Technique: Eliciting post-tussive crepitations:
Auscultate the right and left upper zones both anteriorly (infraclavicular) and posteriorly (suprascapular area) with the stethoscope's diaphragm. First listen at rest. Then ask the patient to produce two sharp coughs. Immediately re-apply the stethoscope to the same zone. Crepitations appearing or increasing sharply after the cough = post-tussive crepitations. This sign requires active elicitation — it will not be present at rest in many TB cavities.
Technique: Meningeal signs:
For neck stiffness: with the patient supine, gently support the head and attempt passive neck flexion (chin toward chest). Resistance before the chin reaches the chest = nuchal rigidity. For Kernig's sign: flex the hip to 90°, then attempt to extend the knee. Pain and muscle resistance before full extension = positive Kernig. For Brudzinski's sign: as you flex the neck, watch the hips and knees — spontaneous flexion = positive Brudzinski.
Step-by-Step TB Clinical Examination Techniques
SELF-CHECK
On percussion of a patient's right lower chest, you elicit a stony dull note from the right 5th intercostal space downward to the base. Tactile vocal fremitus is absent in the same area. Breath sounds are diminished. What is the most likely underlying pathological process?
A. Right lower lobe consolidation (TB pneumonia)

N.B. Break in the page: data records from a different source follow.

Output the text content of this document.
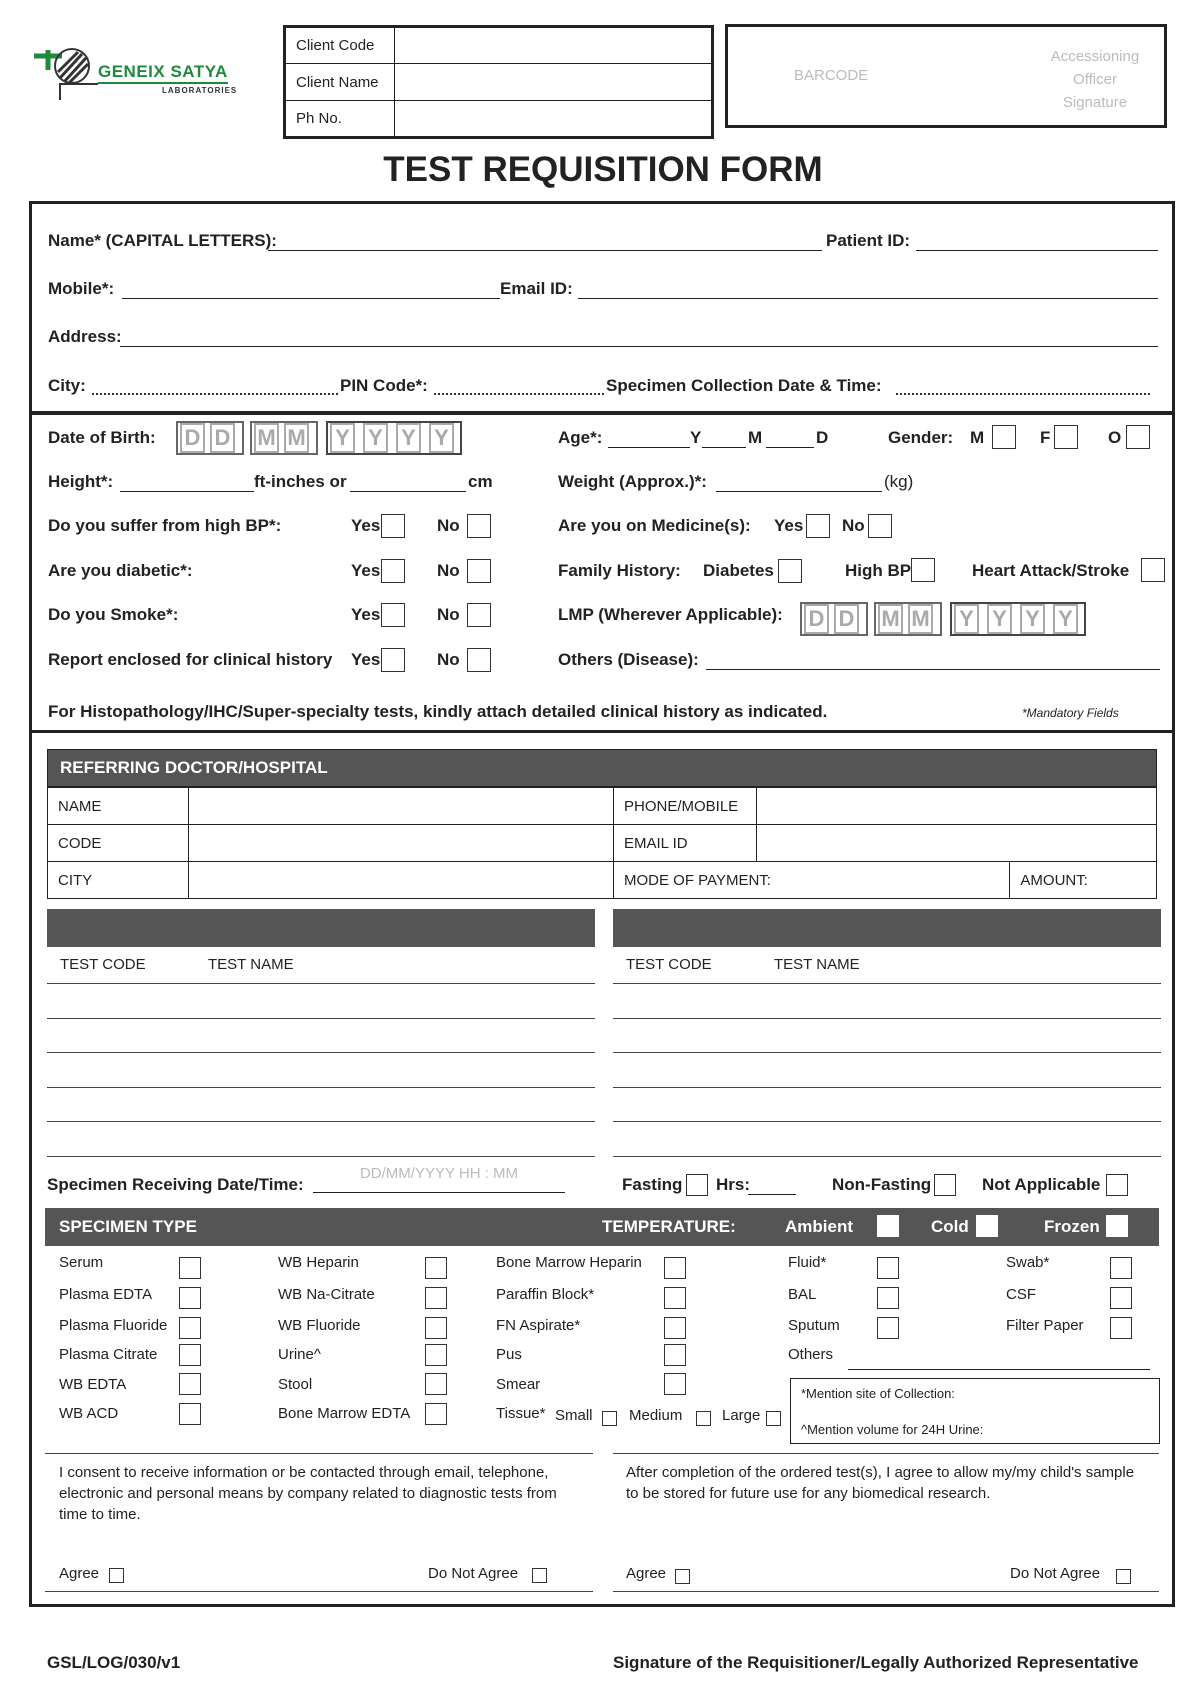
GENEIX SATYA
LABORATORIES
Client Code	
Client Name	
Ph No.	
BARCODE
Accessioning
Officer
Signature
TEST REQUISITION FORM
Name* (CAPITAL LETTERS):	Patient ID:
Mobile*:	Email ID:
Address:
City:	PIN Code*:	Specimen Collection Date & Time:
Date of Birth: D D M M Y Y Y Y	Age*:	Y	M	D	Gender: M	F	O
Height*:	ft-inches or	cm	Weight (Approx.)*:	(kg)
Do you suffer from high BP*:	Yes	No
Are you diabetic*:	Yes	No
Do you Smoke*:	Yes	No
Report enclosed for clinical history Yes	No
Are you on Medicine(s): Yes No
Family History: Diabetes	High BP	Heart Attack/Stroke
LMP (Wherever Applicable): D D M M Y Y Y Y
Others (Disease):
For Histopathology/IHC/Super-specialty tests, kindly attach detailed clinical history as indicated.	*Mandatory Fields
REFERRING DOCTOR/HOSPITAL
NAME		PHONE/MOBILE		
CODE		EMAIL ID		
CITY		MODE OF PAYMENT:		AMOUNT:
TEST CODE	TEST NAME	TEST CODE	TEST NAME
Specimen Receiving Date/Time:
DD/MM/YYYY HH : MM
Fasting Hrs:	Non-Fasting	Not Applicable
SPECIMEN TYPE	TEMPERATURE:	Ambient	Cold	Frozen
Serum
Plasma EDTA
Plasma Fluoride
Plasma Citrate
WB EDTA
WB ACD
WB Heparin
WB Na-Citrate
WB Fluoride
Urine^
Stool
Bone Marrow EDTA
Bone Marrow Heparin
Paraffin Block*
FN Aspirate*
Pus
Smear
Tissue* Small Medium	Large
Fluid*
BAL
Sputum
Others
Swab*
CSF
Filter Paper
*Mention site of Collection:
^Mention volume for 24H Urine:
I consent to receive information or be contacted through email, telephone, electronic and personal means by company related to diagnostic tests from time to time.
After completion of the ordered test(s), I agree to allow my/my child's sample to be stored for future use for any biomedical research.
Agree	Do Not Agree	Agree	Do Not Agree
GSL/LOG/030/v1	Signature of the Requisitioner/Legally Authorized Representative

B. Right-sided pleural effusion
C. Right lower lobe collapse
D. Right-sided pneumothorax
Reveal Answer
Answer: B. Right-sided pleural effusion
The triad of stony dullness + absent TVF + absent/diminished breath sounds is the classic clinical signature of a pleural effusion. Stony dullness (the dullest percussion note in clinical medicine) is caused by fluid attenuating the percussion wave; absent TVF reflects fluid blocking sound conduction from the underlying lung to the chest wall; diminished breath sounds result from the fluid barrier. Consolidation gives dull (not stony dull) percussion with increased TVF and bronchial breathing. Collapse gives dullness with absent TVF and reduced sounds, but without the stony quality. Pneumothorax gives hyper-resonance and absent sounds. Pleural TB (typically an exudative unilateral effusion with elevated ADA >40 IU/L in pleural fluid) is a common cause of right-sided exudative effusion in India.